You've run a codemod to migrate assertEq(...) to assert.Equal(...) (Exercise 2). "The codemod ran" is not "the migration is done" — variants the pattern couldn't match, plus new code, can still introduce the old form. Write a CI check that fails the build if any assertEq( call remains, and explain how to avoid false positives from strings/comments.

Acceptance criteria - The check exits non-zero (fails CI) when a real assertEq( call exists in source. - It does not fail on assertEq appearing only in a comment or string (bonus: explain the trade-off). - It's runnable in a CI step.

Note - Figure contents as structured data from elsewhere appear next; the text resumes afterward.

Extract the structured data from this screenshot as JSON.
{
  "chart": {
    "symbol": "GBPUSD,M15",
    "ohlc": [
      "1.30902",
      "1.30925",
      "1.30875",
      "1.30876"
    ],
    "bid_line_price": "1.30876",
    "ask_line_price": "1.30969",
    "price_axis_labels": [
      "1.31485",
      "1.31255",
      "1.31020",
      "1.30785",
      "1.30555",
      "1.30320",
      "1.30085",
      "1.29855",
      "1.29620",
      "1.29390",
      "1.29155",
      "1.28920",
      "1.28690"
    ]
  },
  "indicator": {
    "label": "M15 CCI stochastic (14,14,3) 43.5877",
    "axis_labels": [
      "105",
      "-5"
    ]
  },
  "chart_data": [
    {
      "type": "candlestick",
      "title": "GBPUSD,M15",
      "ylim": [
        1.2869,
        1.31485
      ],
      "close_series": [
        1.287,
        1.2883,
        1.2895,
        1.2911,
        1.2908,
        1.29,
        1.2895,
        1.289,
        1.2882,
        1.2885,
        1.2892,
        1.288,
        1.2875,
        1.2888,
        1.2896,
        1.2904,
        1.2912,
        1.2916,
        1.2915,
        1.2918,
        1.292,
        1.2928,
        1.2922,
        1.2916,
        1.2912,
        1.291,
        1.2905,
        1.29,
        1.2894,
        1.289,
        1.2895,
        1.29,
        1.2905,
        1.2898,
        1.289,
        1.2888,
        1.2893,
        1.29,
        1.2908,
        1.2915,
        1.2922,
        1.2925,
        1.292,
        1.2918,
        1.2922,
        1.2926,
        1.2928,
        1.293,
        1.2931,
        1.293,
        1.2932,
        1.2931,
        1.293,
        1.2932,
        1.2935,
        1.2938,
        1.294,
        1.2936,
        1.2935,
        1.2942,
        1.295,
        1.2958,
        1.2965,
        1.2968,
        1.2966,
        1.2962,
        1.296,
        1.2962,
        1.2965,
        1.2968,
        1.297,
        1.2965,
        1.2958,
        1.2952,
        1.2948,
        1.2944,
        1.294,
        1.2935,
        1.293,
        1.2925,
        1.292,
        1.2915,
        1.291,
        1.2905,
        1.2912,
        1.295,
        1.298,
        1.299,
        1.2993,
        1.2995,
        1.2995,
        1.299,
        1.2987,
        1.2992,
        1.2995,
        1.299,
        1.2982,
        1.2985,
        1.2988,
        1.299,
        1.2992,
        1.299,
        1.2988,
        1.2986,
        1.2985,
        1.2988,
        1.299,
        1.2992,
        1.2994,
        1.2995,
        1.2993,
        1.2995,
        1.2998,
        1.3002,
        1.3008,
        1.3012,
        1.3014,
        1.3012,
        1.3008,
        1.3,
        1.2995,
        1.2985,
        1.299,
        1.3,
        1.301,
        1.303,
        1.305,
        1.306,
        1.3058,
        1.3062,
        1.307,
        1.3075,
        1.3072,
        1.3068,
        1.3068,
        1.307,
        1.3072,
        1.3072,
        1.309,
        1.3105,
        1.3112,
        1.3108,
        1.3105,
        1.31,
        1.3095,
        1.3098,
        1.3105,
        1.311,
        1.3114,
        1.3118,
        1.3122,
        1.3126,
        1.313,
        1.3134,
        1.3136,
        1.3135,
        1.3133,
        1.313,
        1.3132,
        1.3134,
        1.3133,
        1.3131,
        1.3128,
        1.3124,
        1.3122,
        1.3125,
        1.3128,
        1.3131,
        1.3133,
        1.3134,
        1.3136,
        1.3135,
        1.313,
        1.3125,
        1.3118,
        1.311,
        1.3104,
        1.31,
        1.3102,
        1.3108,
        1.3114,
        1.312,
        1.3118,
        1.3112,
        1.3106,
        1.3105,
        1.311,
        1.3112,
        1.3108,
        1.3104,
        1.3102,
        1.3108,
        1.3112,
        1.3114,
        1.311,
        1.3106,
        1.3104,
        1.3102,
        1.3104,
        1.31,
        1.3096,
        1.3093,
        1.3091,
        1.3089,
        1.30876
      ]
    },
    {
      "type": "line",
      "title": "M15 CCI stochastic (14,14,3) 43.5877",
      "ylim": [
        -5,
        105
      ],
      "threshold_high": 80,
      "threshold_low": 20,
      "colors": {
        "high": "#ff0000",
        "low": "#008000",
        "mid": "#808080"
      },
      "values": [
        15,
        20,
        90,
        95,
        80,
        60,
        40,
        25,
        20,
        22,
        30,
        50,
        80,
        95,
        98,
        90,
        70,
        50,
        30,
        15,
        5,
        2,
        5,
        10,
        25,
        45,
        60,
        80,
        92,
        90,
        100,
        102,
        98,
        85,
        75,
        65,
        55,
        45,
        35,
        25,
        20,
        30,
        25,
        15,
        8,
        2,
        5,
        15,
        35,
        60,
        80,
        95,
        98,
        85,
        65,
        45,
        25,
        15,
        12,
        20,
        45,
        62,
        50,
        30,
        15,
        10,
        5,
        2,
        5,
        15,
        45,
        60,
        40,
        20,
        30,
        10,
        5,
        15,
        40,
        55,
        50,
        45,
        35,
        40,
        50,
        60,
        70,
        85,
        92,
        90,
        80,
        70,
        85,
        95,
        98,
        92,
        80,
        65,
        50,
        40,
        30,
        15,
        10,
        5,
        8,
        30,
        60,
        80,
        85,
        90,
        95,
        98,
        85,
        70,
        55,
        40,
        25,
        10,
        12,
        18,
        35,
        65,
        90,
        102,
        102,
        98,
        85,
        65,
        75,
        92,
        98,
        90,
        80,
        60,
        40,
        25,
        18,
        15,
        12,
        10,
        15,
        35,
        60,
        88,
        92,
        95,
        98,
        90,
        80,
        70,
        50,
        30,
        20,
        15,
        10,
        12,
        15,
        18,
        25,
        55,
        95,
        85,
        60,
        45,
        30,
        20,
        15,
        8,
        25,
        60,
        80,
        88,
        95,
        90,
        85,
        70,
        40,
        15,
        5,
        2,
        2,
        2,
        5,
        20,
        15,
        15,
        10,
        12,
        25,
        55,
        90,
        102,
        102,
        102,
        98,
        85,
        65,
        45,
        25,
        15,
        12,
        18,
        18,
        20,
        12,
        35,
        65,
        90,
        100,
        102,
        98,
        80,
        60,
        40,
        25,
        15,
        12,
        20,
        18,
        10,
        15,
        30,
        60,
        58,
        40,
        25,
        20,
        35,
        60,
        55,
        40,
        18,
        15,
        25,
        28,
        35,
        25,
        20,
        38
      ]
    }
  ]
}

Solution **Cheap first pass — `grep` as a gate:** 
# fail-on-residual.sh
if grep -rn --include='*.go' -e 'assertEq(' .; then
  echo "ERROR: legacy assertEq( call remains — migrate to assert.Equal" >&2
  exit 1
fi
echo "OK: no residual assertEq calls"
This is a *text* match, so it will also flag `assertEq(` inside a comment or string — a false positive. For a true-by-construction gate that ignores lexical regions, use Semgrep (which parses the code): 
# no-legacy-asserteq.yaml
rules:
  - id: no-legacy-asserteq
    languages: [go]
    severity: ERROR
    message: "Use assert.Equal(t, want, got), not assertEq()."
    pattern: assertEq(...)

semgrep --config no-legacy-asserteq.yaml --error .   # non-zero on any match
**Explanation.** This is the **fitness function** that closes the migration loop. A codemod handles the bulk; this detector finds the long tail (variant spellings, dynamically-built calls the codemod couldn't see) *and* prevents regressions — once it's a required CI check, no new `assertEq(` can land, so the old convention can't creep back while you finish mopping up. The grep-vs-Semgrep trade-off mirrors the whole topic: `grep` is instant and zero-setup but matches text, so it false-positives on strings/comments; the Semgrep `pattern: assertEq(...)` parses Go and matches only *actual call expressions* (the `...` matches any arguments), so it ignores the same identifier in a comment or string. For a *blocking* gate you want the parser-based check to avoid annoying false failures; for a quick local "did I miss any?" the grep is fine. **Where this fits:** install it the moment the codemod lands, scoped to fail on *new* occurrences. It's the difference between a migration that's "mostly done" (and silently rots back to two conventions) and one that's *enforced* done.

Summary

  • gofmt -r rewrites single Go expressions with wildcard patterns on the AST — safe against strings/comments, but no logic or types (Exercise 1). Reusing a wildcard (a[b:len(a)]) is how you constrain a match.
  • Comby does structural match/replace with balanced-span holes (:[x]), so it handles nested calls and respects lexical regions — far safer than regex, far cheaper than a full codemod (Exercise 2).
  • ts-morph wraps the TypeScript checker, so a rename targets one type's method by resolving the symbol — the case syntactic tools get wrong (Exercise 3).
  • Idempotency is non-negotiable: match the "before" state only, skip already-migrated sites, and prove it with a double-run-empty-diff test (Exercise 4).
  • Semgrep autofix unifies detect-and-fix in one rule with $X metavariables — and its single-arg pattern reminds you that non-matching variants still need a residual scan (Exercise 5).
  • The migration isn't done when the codemod runs — a CI detector for the old pattern (parser-based to avoid string/comment false positives) finds the long tail and prevents regression (Exercise 6).